I will never have another child.
That ship has sailed.
That store has closed.
This uterus is officially out of business.
I don't know that I have ever really thought.....I must have another kid. I did think, briefly and wrongly, that maybe having another baby would right my wrong-trending marriage. Thank God for a moment of clarity there.
But more and more I am trying to think about my next chapter as my daughter gets ready to drive and go to college then on with her life.
I have had three main jobs,  two of them paying,  in my life.
Waitress, Writer, Mom.
The perimeters of one is changing and I can't do anything about it.

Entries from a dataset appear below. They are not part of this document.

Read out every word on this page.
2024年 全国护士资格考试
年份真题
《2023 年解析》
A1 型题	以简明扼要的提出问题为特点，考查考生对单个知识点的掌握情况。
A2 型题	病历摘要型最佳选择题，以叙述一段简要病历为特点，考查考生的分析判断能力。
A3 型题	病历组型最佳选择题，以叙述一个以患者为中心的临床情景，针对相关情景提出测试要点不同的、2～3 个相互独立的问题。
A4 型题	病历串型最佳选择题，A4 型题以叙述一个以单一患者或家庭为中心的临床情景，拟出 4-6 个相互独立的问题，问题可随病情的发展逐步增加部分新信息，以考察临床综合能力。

Adjusted for inflation of the other two one of them paid significantly better, especially in the last few years when health insurance rates keep going up, unpaid furloughs are required and raises, even matching 401-K contributions, have been non-existent at the same time workloads, required job skills and stress levels at my place of employment have increased.

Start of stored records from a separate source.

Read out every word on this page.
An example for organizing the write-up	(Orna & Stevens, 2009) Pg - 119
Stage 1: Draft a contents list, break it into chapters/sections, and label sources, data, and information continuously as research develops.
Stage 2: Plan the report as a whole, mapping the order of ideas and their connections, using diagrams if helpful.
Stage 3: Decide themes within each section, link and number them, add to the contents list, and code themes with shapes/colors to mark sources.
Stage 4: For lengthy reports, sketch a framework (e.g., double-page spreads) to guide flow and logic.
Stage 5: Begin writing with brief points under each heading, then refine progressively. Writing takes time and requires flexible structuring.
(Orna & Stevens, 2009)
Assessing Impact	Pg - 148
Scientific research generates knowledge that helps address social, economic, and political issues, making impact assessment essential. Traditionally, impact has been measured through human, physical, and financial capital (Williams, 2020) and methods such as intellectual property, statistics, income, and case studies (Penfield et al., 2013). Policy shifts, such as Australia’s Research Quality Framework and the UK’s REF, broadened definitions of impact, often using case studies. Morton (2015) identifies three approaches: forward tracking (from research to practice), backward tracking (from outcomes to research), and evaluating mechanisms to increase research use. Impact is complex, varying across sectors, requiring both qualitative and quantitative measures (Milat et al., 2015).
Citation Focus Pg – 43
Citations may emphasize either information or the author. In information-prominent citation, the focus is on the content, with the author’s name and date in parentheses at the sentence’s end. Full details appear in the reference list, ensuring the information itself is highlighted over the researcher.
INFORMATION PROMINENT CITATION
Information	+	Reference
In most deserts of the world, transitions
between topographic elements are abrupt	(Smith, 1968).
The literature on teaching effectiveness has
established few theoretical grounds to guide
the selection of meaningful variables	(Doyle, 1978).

So I'm trying to refigure the Mom part. (Thus, the blog)
I'm thinking about the rest.
There have been so many signs that God is trying to nudge me and, as always, I am slow to take the hint.

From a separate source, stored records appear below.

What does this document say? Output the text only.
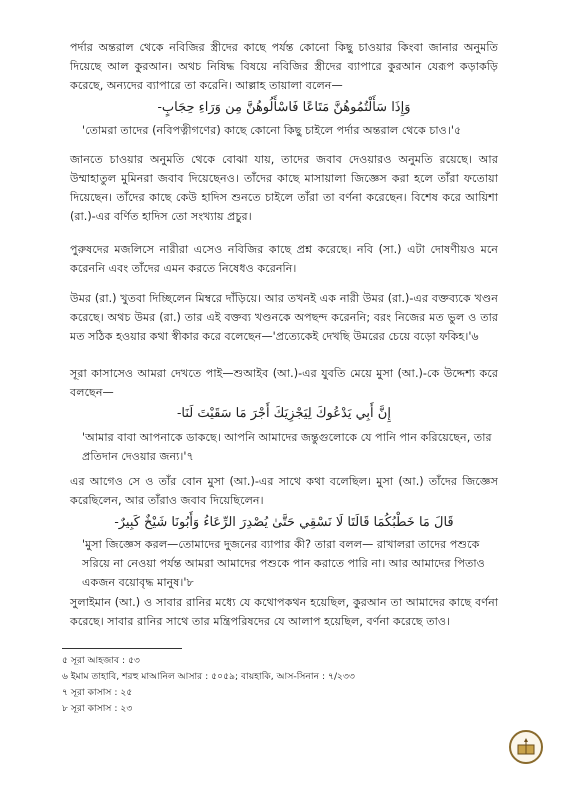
পর্দার অন্তরাল থেকে নবিজির স্ত্রীদের কাছে পর্যন্ত কোনো কিছু চাওয়ার কিংবা জানার অনুমতি দিয়েছে আল কুরআন। অথচ নিষিদ্ধ বিষয়ে নবিজির স্ত্রীদের ব্যাপারে কুরআন যেরূপ কড়াকড়ি করেছে, অন্যদের ব্যাপারে তা করেনি। আল্লাহ তায়ালা বলেন—
وَإِذَا سَأَلْتُمُوهُنَّ مَتَاعًا فَاسْأَلُوهُنَّ مِن وَرَاءِ حِجَابٍ-
'তোমরা তাদের (নবিপত্নীগণের) কাছে কোনো কিছু চাইলে পর্দার অন্তরাল থেকে চাও।'৫
জানতে চাওয়ার অনুমতি থেকে বোঝা যায়, তাদের জবাব দেওয়ারও অনুমতি রয়েছে। আর উম্মাহাতুল মুমিনরা জবাব দিয়েছেনও। তাঁদের কাছে মাসায়ালা জিজ্ঞেস করা হলে তাঁরা ফতোয়া দিয়েছেন। তাঁদের কাছে কেউ হাদিস শুনতে চাইলে তাঁরা তা বর্ণনা করেছেন। বিশেষ করে আয়িশা (রা.)-এর বর্ণিত হাদিস তো সংখ্যায় প্রচুর।
পুরুষদের মজলিসে নারীরা এসেও নবিজির কাছে প্রশ্ন করেছে। নবি (সা.) এটা দোষণীয়ও মনে করেননি এবং তাঁদের এমন করতে নিষেধও করেননি।
উমর (রা.) খুতবা দিচ্ছিলেন মিম্বরে দাঁড়িয়ে। আর তখনই এক নারী উমর (রা.)-এর বক্তব্যকে খণ্ডন করেছে। অথচ উমর (রা.) তার এই বক্তব্য খণ্ডনকে অপছন্দ করেননি; বরং নিজের মত ভুল ও তার মত সঠিক হওয়ার কথা স্বীকার করে বলেছেন—'প্রত্যেকেই দেখছি উমরের চেয়ে বড়ো ফকিহ।'৬
সূরা কাসাসেও আমরা দেখতে পাই—শুআইব (আ.)-এর যুবতি মেয়ে মুসা (আ.)-কে উদ্দেশ্য করে বলছেন—
إِنَّ أَبِي يَدْعُوكَ لِيَجْزِيَكَ أَجْرَ مَا سَقَيْتَ لَنَا-
'আমার বাবা আপনাকে ডাকছে। আপনি আমাদের জন্তুগুলোকে যে পানি পান করিয়েছেন, তার প্রতিদান দেওয়ার জন্য।'৭
এর আগেও সে ও তাঁর বোন মুসা (আ.)-এর সাথে কথা বলেছিল। মুসা (আ.) তাঁদের জিজ্ঞেস করেছিলেন, আর তাঁরাও জবাব দিয়েছিলেন।
قَالَ مَا خَطْبُكُمَا قَالَتَا لَا نَسْقِي حَتَّىٰ يُصْدِرَ الرِّعَاءُ وَأَبُونَا شَيْخٌ كَبِيرٌ-
'মুসা জিজ্ঞেস করল—তোমাদের দুজনের ব্যাপার কী? তারা বলল— রাখালরা তাদের পশুকে সরিয়ে না নেওয়া পর্যন্ত আমরা আমাদের পশুকে পান করাতে পারি না। আর আমাদের পিতাও একজন বয়োবৃদ্ধ মানুষ।'৮
সুলাইমান (আ.) ও সাবার রানির মধ্যে যে কথোপকথন হয়েছিল, কুরআন তা আমাদের কাছে বর্ণনা করেছে। সাবার রানির সাথে তার মন্ত্রিপরিষদের যে আলাপ হয়েছিল, বর্ণনা করেছে তাও।
৫ সূরা আহজাব : ৫৩
৬ ইমাম তাহাবি, শরহু মাআনিল আসার : ৫০৫৯; বায়হাকি, আস-সিনান : ৭/২৩৩
৭ সূরা কাসাস : ২৫
৮ সূরা কাসাস : ২৩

I got up on a recent Sunday and picked up the the paper from my driveway dressed in my non-too-fancy pajamas that didn't match and drove to the home of a long-time subscriber who had been working without success for two weeks to get her newspaper delivered.
It wasn't a long drive. I live in a small town.
But the trip was notable for two things. One, I don't normally go out, sans bra,  in Pjs and Crocs on a winters morn.
Two, I don't generally sob while driving.
I cried most of the way because my heart was breaking. Working for a newspaper is more than a paycheck for me it is a calling. It's what I've wanted to do, more or less, since I was 10. For a restless spirit who loved to write it was kind a dream job. I love all the good and noble parts of it. I am a believer in the power of a story both big and small.
It's also been a lifeline for me. When you tell the story, you are in charge and get to make the world make sense. There were times when I desperately needed the world to make sense.
I learn something every single time even when it is a topic I've covered a lot before.
I get to invest in people and, most of the time, help someone
I have to wonder if "I will never be able to do this work until I retire"
That is a big one.
I admire women who've gone back to school or started something completely different mid-life.
And I was once a girl who just picked a path and charged towards it. When I was a freelancer I would look at any kind of product with words and think: Someone has to write that, it might as well be me.
She's in there, I guess, but she seems diminished and not quite up for another big bold run.
I am pretty sure I'm not alone in these feelings.
I believe it is called a Mid-Life Crisis
I just know it makes me incredibly sad. A few weeks ago I was at a lunch with a bunch of nice people who all devote their lives to helping others. My daughter was with me. Someone I really respect introduced me as being "a really great reporter".  For the first time ever, I wished she could think of something else nice to say.